Abstract : Increasingly, decentralization has proven to be a policy fix selected by developing countries whose new governments represent a significant regime change. This analysis adds to the literature on decentralization by identifying the extent to which factors that lead to divergent policy preferences result in greater definition of decentralization in a given constitution. The principle of subsidiarity suggests that the more localities and regions vary from each other, either in terms of population, language, religion, or resource endowments, the more likely these populations’ policy preferences differ. If this implication holds, one would expect the benefits of subsidiarity, and hence, decentralization to increase in such situations. As a result, one would expect pressures for decentralization on constitutional drafters to increase with a country’s size, population, terrain ruggedness, number of ethnicities and religions, and regional variance in wealth. I test several aspects of this hypothesis, based upon initial data from 48 Muslim countries’ constitutions. Beyond the noteworthy conclusion that population is more important than territorial size in determining constitutional definition of subnational government, the results also suggest linguistic divides play an important role in determining the heterogeneity of policy preferences within a given nation, more so than simple ethnic diversity.
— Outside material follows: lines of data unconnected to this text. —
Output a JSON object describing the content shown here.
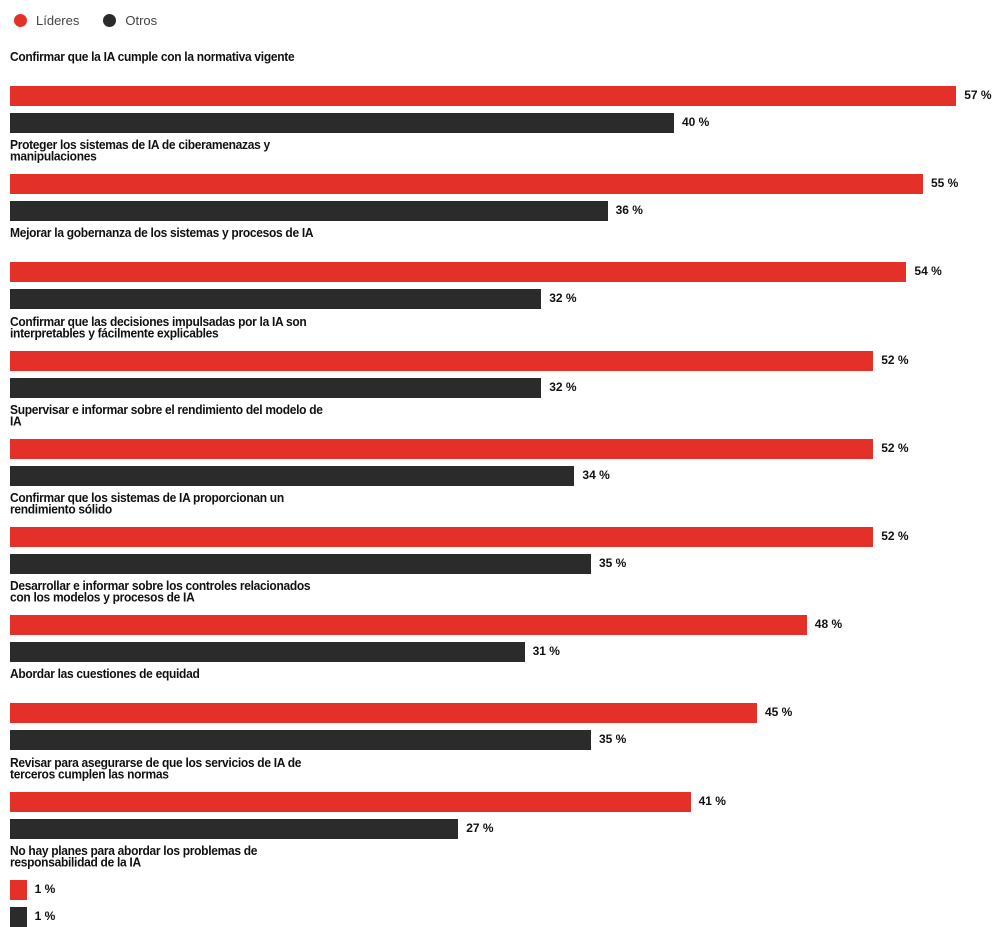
{
  "legend": [
    {
      "label": "Líderes",
      "color": "#e3312a"
    },
    {
      "label": "Otros",
      "color": "#2b2b2b"
    }
  ],
  "chart_data": {
    "type": "bar",
    "orientation": "horizontal",
    "unit": "%",
    "categories": [
      "Confirmar que la IA cumple con la normativa vigente",
      "Proteger los sistemas de IA de ciberamenazas y manipulaciones",
      "Mejorar la gobernanza de los sistemas y procesos de IA",
      "Confirmar que las decisiones impulsadas por la IA son interpretables y fácilmente explicables",
      "Supervisar e informar sobre el rendimiento del modelo de IA",
      "Confirmar que los sistemas de IA proporcionan un rendimiento sólido",
      "Desarrollar e informar sobre los controles relacionados con los modelos y procesos de IA",
      "Abordar las cuestiones de equidad",
      "Revisar para asegurarse de que los servicios de IA de terceros cumplen las normas",
      "No hay planes para abordar los problemas de responsabilidad de la IA"
    ],
    "series": [
      {
        "name": "Líderes",
        "color": "#e3312a",
        "values": [
          57,
          55,
          54,
          52,
          52,
          52,
          48,
          45,
          41,
          1
        ]
      },
      {
        "name": "Otros",
        "color": "#2b2b2b",
        "values": [
          40,
          36,
          32,
          32,
          34,
          35,
          31,
          35,
          27,
          1
        ]
      }
    ],
    "value_labels": {
      "Líderes": [
        "57 %",
        "55 %",
        "54 %",
        "52 %",
        "52 %",
        "52 %",
        "48 %",
        "45 %",
        "41 %",
        "1 %"
      ],
      "Otros": [
        "40 %",
        "36 %",
        "32 %",
        "32 %",
        "34 %",
        "35 %",
        "31 %",
        "35 %",
        "27 %",
        "1 %"
      ]
    },
    "label_lines": [
      [
        "Confirmar que la IA cumple con la normativa vigente"
      ],
      [
        "Proteger los sistemas de IA de ciberamenazas y",
        "manipulaciones"
      ],
      [
        "Mejorar la gobernanza de los sistemas y procesos de IA"
      ],
      [
        "Confirmar que las decisiones impulsadas por la IA son",
        "interpretables y fácilmente explicables"
      ],
      [
        "Supervisar e informar sobre el rendimiento del modelo de",
        "IA"
      ],
      [
        "Confirmar que los sistemas de IA proporcionan un",
        "rendimiento sólido"
      ],
      [
        "Desarrollar e informar sobre los controles relacionados",
        "con los modelos y procesos de IA"
      ],
      [
        "Abordar las cuestiones de equidad"
      ],
      [
        "Revisar para asegurarse de que los servicios de IA de",
        "terceros cumplen las normas"
      ],
      [
        "No hay planes para abordar los problemas de",
        "responsabilidad de la IA"
      ]
    ],
    "xlim": [
      0,
      60
    ],
    "grid": false,
    "legend_position": "top-left"
  }
}
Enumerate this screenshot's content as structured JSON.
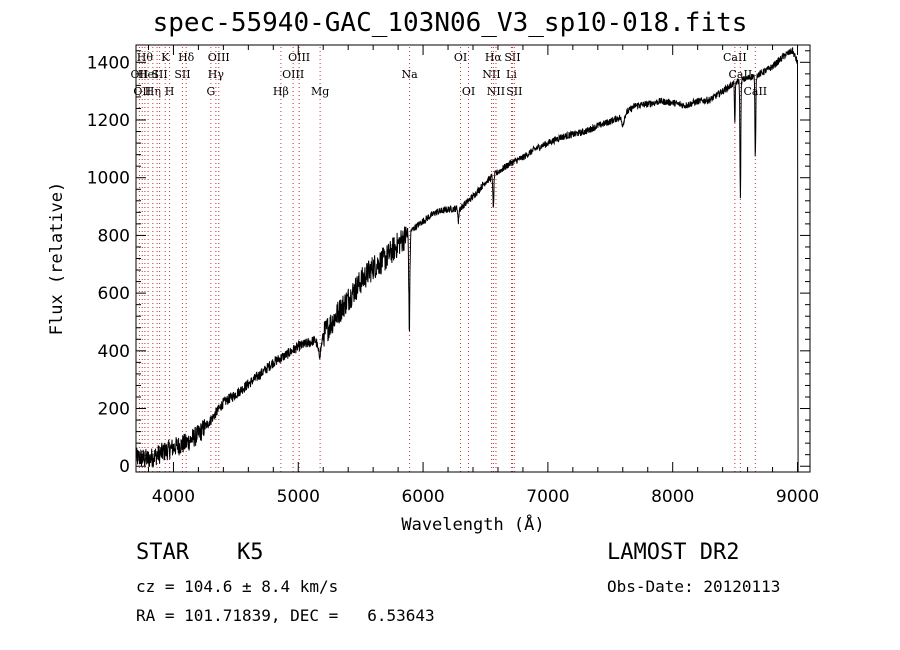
{
  "title": "spec-55940-GAC_103N06_V3_sp10-018.fits",
  "info": {
    "class_label": "STAR",
    "subclass": "K5",
    "survey": "LAMOST DR2",
    "cz": "cz = 104.6 ± 8.4 km/s",
    "obs_date": "Obs-Date: 20120113",
    "radec": "RA = 101.71839, DEC =   6.53643"
  },
  "chart_data": {
    "type": "line",
    "xlabel": "Wavelength (Å)",
    "ylabel": "Flux (relative)",
    "xlim": [
      3700,
      9100
    ],
    "ylim": [
      -20,
      1460
    ],
    "xticks": [
      4000,
      5000,
      6000,
      7000,
      8000,
      9000
    ],
    "yticks": [
      0,
      200,
      400,
      600,
      800,
      1000,
      1200,
      1400
    ],
    "grid": false,
    "line_color": "#000000",
    "marker_color": "#c83232",
    "continuum": [
      [
        3700,
        30
      ],
      [
        3800,
        25
      ],
      [
        3900,
        45
      ],
      [
        4000,
        65
      ],
      [
        4100,
        80
      ],
      [
        4200,
        110
      ],
      [
        4300,
        160
      ],
      [
        4400,
        220
      ],
      [
        4500,
        250
      ],
      [
        4600,
        285
      ],
      [
        4700,
        320
      ],
      [
        4800,
        360
      ],
      [
        4900,
        385
      ],
      [
        5000,
        415
      ],
      [
        5100,
        430
      ],
      [
        5200,
        455
      ],
      [
        5300,
        520
      ],
      [
        5400,
        580
      ],
      [
        5500,
        640
      ],
      [
        5600,
        690
      ],
      [
        5700,
        720
      ],
      [
        5800,
        770
      ],
      [
        5900,
        815
      ],
      [
        6000,
        850
      ],
      [
        6100,
        880
      ],
      [
        6200,
        890
      ],
      [
        6300,
        895
      ],
      [
        6400,
        935
      ],
      [
        6500,
        985
      ],
      [
        6600,
        1020
      ],
      [
        6700,
        1050
      ],
      [
        6800,
        1070
      ],
      [
        6900,
        1100
      ],
      [
        7000,
        1120
      ],
      [
        7100,
        1140
      ],
      [
        7200,
        1150
      ],
      [
        7300,
        1160
      ],
      [
        7400,
        1180
      ],
      [
        7500,
        1195
      ],
      [
        7600,
        1215
      ],
      [
        7700,
        1250
      ],
      [
        7800,
        1255
      ],
      [
        7900,
        1265
      ],
      [
        8000,
        1260
      ],
      [
        8100,
        1250
      ],
      [
        8200,
        1265
      ],
      [
        8300,
        1270
      ],
      [
        8400,
        1300
      ],
      [
        8500,
        1330
      ],
      [
        8600,
        1345
      ],
      [
        8700,
        1360
      ],
      [
        8800,
        1385
      ],
      [
        8900,
        1425
      ],
      [
        8960,
        1440
      ],
      [
        9000,
        1400
      ]
    ],
    "absorption_dips": [
      {
        "x": 5890,
        "depth": 330,
        "width": 6
      },
      {
        "x": 6563,
        "depth": 120,
        "width": 5
      },
      {
        "x": 6283,
        "depth": 50,
        "width": 5
      },
      {
        "x": 5170,
        "depth": 60,
        "width": 20
      },
      {
        "x": 8498,
        "depth": 150,
        "width": 4
      },
      {
        "x": 8542,
        "depth": 400,
        "width": 5
      },
      {
        "x": 8662,
        "depth": 280,
        "width": 5
      },
      {
        "x": 7600,
        "depth": 30,
        "width": 15
      }
    ],
    "final_drop": [
      9005,
      -20
    ],
    "noise_segments": [
      {
        "from": 3700,
        "to": 4250,
        "amplitude": 35
      },
      {
        "from": 4250,
        "to": 5200,
        "amplitude": 18
      },
      {
        "from": 5200,
        "to": 5900,
        "amplitude": 45
      },
      {
        "from": 5900,
        "to": 9000,
        "amplitude": 12
      }
    ],
    "line_markers": [
      {
        "x": 3727,
        "label": "OII",
        "row": 1
      },
      {
        "x": 3750,
        "label": "OII",
        "row": 2
      },
      {
        "x": 3771,
        "label": "Hθ",
        "row": 0
      },
      {
        "x": 3797,
        "label": "HeI",
        "row": 1
      },
      {
        "x": 3835,
        "label": "Hη",
        "row": 2
      },
      {
        "x": 3869,
        "label": "",
        "row": -1
      },
      {
        "x": 3889,
        "label": "SII",
        "row": 1
      },
      {
        "x": 3934,
        "label": "K",
        "row": 0
      },
      {
        "x": 3969,
        "label": "H",
        "row": 2
      },
      {
        "x": 4072,
        "label": "SII",
        "row": 1
      },
      {
        "x": 4102,
        "label": "Hδ",
        "row": 0
      },
      {
        "x": 4300,
        "label": "G",
        "row": 2
      },
      {
        "x": 4340,
        "label": "Hγ",
        "row": 1
      },
      {
        "x": 4363,
        "label": "OIII",
        "row": 0
      },
      {
        "x": 4861,
        "label": "Hβ",
        "row": 2
      },
      {
        "x": 4959,
        "label": "OIII",
        "row": 1
      },
      {
        "x": 5007,
        "label": "OIII",
        "row": 0
      },
      {
        "x": 5175,
        "label": "Mg",
        "row": 2
      },
      {
        "x": 5892,
        "label": "Na",
        "row": 1
      },
      {
        "x": 6300,
        "label": "OI",
        "row": 0
      },
      {
        "x": 6364,
        "label": "OI",
        "row": 2
      },
      {
        "x": 6548,
        "label": "NII",
        "row": 1
      },
      {
        "x": 6563,
        "label": "Hα",
        "row": 0
      },
      {
        "x": 6584,
        "label": "NII",
        "row": 2
      },
      {
        "x": 6708,
        "label": "Li",
        "row": 1
      },
      {
        "x": 6716,
        "label": "SII",
        "row": 0
      },
      {
        "x": 6731,
        "label": "SII",
        "row": 2
      },
      {
        "x": 8498,
        "label": "CaII",
        "row": 0
      },
      {
        "x": 8542,
        "label": "CaII",
        "row": 1
      },
      {
        "x": 8662,
        "label": "CaII",
        "row": 2
      }
    ]
  }
}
National Conflict in a Federal System

Sanford Gordon (NYU)
Dimitri Landa (NYU)

Abstract : To explore the relationship between federalism and political conflict, we develop a model of two-level governance with interstate preference heterogeneity and cross-state externalities. States with high demand for public spending or regulation are better positioned to adjust state-level policies to compensate for perceived inadequacies in national policy than states with low demand. Concurrently, the ability of states to free-ride on other states’ policies disproportionally reduces low-demanding states’ preference for national policy solutions. We show that, given these asymmetries, (1) polarization of the representatives from those states in a national legislature may be higher in federal than unitary systems, even holding policy demand constant; and (2) the incentives for officials from low- and high-demand states to engage in unproductive conflict are contingent on the status quo national level of policy, and may be higher under federalism than unitary governance – contrary to the common understanding of federalism as a conflict-mitigating institutional form. The model helps account for a number of empirical regularities in U.S. politics and policymaking.


Taking Sides: the Political Economy of Solon’s Law for Civil Wars

Soeren Schwuchow (Brandenburg University of Technology)
George Tridimas (Ulster University)

Abstract : In 594 BCE the Athenian statesman Solon defused a grave social crisis by introducing wide-ranging constitutional, political and economic reforms which granted various rights to a nascent ‘middle class’ and reduced the power of the wealthy birth aristocracy. Solon’s reforms included a law which perhaps counter-intuitively banned citizens from staying neutral in cases of civil conflict. After reviewing aspects of the law against neutrality debated by historians, the present paper employs the methodology of the economics of conflict to investigate the implications of the law for the stability of the constitutional order initiated by Solon. We examine a stylised model of three social classes, Rich, Middle and Poor, where the former two compete for control of the government, and the Poor may decide to stay neutral or side with either the Middle or the Rich. By solving the model we identify conditions for the Rich to accept the Solonian order or reject it and mount a coup.